Blood types are more complex than simply combinations of ‘positive’ and ‘negative’ with A, B, O, or Rh—there are hundreds of different antigens (proteins and sugars on the surface of our cells) across the 36-plus blood groups.
In the 1990s, the Australian Red Cross Blood Service realised the antigens on a special donor named Sarah’s red blood cells weren’t like any previously recorded. But it wasn’t until 2010 that the unusual antigen was investigated again: the Canadian Blood Service reported that a pregnant woman’s immune system had begun attacking her foetus, which they suspected had inherited the same rare blood type recorded in Australia.
Rhiannon McBean, who was then a PhD student with the Blood Service, made use of the advances in genetic sequencing technology to compare masses of data from samples from both the Canadian and Australian families, to finally isolate the gene responsible for the blood type.
“We had this wonderful ‘Eureka’ moment,” says Catherine, who was Rhiannon’s co-supervisor.

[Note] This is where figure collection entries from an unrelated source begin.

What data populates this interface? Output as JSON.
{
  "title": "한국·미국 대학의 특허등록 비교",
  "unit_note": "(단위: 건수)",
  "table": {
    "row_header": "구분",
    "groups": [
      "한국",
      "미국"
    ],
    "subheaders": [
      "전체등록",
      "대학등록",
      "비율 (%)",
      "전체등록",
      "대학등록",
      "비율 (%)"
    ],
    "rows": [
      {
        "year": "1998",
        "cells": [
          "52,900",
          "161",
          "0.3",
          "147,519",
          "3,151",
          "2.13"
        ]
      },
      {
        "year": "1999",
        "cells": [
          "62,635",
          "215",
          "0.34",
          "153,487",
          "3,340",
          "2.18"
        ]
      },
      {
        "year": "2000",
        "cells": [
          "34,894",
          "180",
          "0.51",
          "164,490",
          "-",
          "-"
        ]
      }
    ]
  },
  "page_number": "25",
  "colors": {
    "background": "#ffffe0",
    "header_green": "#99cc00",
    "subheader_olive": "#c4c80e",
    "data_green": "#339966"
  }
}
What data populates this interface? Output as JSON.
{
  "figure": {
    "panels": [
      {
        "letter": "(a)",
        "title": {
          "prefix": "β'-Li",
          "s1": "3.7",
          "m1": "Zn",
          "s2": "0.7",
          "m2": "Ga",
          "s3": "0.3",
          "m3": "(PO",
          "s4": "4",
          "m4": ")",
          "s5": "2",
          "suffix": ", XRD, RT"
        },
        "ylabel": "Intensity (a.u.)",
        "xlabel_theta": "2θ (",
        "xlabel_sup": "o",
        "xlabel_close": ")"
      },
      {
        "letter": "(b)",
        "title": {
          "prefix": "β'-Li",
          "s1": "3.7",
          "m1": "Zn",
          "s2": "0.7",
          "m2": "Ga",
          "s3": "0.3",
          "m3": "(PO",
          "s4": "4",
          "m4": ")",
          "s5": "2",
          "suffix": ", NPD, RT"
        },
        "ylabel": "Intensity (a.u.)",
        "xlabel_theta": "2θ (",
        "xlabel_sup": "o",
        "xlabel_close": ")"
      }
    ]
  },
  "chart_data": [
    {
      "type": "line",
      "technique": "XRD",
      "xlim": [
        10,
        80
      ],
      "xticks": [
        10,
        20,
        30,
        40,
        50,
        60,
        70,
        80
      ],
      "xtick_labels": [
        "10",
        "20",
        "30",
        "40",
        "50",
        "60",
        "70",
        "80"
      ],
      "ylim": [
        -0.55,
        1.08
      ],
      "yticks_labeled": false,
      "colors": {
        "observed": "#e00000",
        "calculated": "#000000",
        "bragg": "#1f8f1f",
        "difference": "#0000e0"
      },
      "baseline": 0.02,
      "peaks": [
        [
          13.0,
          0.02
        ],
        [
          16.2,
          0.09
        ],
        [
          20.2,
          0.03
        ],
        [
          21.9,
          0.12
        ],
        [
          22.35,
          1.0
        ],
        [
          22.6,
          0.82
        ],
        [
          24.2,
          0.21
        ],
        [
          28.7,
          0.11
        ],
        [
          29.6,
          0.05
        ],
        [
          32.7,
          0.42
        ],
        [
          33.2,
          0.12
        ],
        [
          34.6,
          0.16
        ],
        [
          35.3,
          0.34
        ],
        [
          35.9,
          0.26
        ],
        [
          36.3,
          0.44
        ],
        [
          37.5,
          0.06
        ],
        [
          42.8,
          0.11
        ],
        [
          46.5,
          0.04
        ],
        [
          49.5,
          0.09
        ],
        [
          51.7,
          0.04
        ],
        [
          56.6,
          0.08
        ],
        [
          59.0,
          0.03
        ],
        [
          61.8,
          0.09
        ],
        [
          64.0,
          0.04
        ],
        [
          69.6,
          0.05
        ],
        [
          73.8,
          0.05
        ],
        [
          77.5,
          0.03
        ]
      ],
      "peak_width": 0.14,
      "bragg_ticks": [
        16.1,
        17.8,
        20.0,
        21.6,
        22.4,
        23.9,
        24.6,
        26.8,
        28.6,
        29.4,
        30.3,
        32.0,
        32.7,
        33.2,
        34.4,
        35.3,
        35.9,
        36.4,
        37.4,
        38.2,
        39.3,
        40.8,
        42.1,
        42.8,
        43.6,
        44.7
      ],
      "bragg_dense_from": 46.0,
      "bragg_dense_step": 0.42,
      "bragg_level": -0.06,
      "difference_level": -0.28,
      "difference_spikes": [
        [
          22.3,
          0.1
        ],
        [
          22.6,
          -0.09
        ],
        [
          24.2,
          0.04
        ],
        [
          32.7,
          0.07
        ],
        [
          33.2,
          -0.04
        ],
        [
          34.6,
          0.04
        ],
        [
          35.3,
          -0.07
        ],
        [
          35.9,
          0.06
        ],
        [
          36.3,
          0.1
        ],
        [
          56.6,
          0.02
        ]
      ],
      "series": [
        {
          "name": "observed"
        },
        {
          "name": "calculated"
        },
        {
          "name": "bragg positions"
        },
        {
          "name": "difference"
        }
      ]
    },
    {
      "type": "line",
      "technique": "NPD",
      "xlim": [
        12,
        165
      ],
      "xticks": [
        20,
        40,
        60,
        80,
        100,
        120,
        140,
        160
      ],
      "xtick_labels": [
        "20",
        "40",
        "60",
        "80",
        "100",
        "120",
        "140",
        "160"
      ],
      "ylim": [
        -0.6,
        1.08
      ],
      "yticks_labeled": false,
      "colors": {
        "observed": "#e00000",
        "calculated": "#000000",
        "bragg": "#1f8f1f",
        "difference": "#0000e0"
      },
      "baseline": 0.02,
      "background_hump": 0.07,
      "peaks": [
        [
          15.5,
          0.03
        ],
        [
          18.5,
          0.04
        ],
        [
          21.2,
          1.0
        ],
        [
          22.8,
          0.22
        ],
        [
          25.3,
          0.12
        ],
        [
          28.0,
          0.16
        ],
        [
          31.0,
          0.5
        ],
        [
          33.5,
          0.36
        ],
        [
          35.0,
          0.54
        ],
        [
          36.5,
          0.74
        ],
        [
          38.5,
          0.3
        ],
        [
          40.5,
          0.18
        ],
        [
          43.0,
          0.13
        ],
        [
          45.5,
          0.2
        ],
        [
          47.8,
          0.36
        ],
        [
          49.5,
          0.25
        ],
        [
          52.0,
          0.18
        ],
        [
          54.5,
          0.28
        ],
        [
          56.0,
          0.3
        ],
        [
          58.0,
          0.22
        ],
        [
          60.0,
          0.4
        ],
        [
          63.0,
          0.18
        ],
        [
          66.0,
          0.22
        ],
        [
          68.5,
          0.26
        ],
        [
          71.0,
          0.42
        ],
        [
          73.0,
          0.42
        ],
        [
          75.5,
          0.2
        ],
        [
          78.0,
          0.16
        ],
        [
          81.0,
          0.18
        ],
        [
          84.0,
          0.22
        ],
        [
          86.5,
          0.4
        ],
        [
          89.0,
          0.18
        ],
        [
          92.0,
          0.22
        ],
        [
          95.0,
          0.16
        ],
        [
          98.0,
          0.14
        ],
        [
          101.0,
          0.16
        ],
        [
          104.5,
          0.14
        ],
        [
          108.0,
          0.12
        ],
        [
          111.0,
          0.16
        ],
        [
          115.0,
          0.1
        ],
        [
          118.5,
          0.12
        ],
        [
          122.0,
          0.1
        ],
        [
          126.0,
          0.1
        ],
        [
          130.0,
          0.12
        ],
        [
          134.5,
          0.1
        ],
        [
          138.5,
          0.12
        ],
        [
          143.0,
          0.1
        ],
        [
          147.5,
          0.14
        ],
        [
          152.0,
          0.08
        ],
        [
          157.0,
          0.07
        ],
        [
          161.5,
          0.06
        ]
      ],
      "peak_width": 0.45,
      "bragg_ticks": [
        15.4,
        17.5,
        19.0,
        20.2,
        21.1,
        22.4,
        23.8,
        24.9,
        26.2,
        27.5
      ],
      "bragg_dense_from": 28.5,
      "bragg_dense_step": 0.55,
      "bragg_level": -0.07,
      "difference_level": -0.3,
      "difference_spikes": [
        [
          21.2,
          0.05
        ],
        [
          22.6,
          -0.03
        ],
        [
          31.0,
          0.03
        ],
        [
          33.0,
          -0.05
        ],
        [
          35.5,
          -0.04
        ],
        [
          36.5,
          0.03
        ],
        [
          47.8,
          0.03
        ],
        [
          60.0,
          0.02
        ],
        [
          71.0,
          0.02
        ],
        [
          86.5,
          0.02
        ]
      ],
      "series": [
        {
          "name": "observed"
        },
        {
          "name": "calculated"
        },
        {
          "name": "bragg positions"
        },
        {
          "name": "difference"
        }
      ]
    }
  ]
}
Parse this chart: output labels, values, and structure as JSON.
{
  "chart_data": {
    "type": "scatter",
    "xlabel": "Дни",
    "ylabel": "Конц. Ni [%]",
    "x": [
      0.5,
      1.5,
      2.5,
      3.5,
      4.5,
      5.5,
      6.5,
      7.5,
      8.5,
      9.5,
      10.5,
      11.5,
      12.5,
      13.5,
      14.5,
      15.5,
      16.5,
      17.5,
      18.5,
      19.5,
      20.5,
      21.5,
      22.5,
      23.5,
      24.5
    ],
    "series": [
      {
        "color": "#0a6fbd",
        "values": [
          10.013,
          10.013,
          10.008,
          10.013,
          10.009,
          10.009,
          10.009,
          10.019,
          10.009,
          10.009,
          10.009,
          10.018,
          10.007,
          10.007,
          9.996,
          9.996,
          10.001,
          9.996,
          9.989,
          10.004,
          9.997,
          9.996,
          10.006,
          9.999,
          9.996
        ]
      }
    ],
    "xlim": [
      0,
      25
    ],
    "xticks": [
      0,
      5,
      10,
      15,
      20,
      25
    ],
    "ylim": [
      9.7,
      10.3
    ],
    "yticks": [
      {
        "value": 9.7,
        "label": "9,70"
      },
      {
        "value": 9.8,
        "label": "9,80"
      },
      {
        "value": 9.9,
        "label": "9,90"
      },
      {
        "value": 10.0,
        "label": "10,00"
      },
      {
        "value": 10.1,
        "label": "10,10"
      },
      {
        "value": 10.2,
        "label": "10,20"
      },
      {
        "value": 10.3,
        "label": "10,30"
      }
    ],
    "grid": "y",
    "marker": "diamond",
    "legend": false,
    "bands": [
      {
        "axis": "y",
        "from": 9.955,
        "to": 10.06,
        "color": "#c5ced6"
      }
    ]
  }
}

The discovery was recognised by a vote at the International Society of Blood Transfusion, and officially endorsed as a new blood type, named ‘SARA’, in honour of the donor.
Catherine and her colleagues at the Blood Service are working with Australian samples to determine how frequent SARA and other unusual blood types are, and would like to expand the research internationally.
Australian governments fund the Blood Service to provide blood, blood products and services to the Australian community.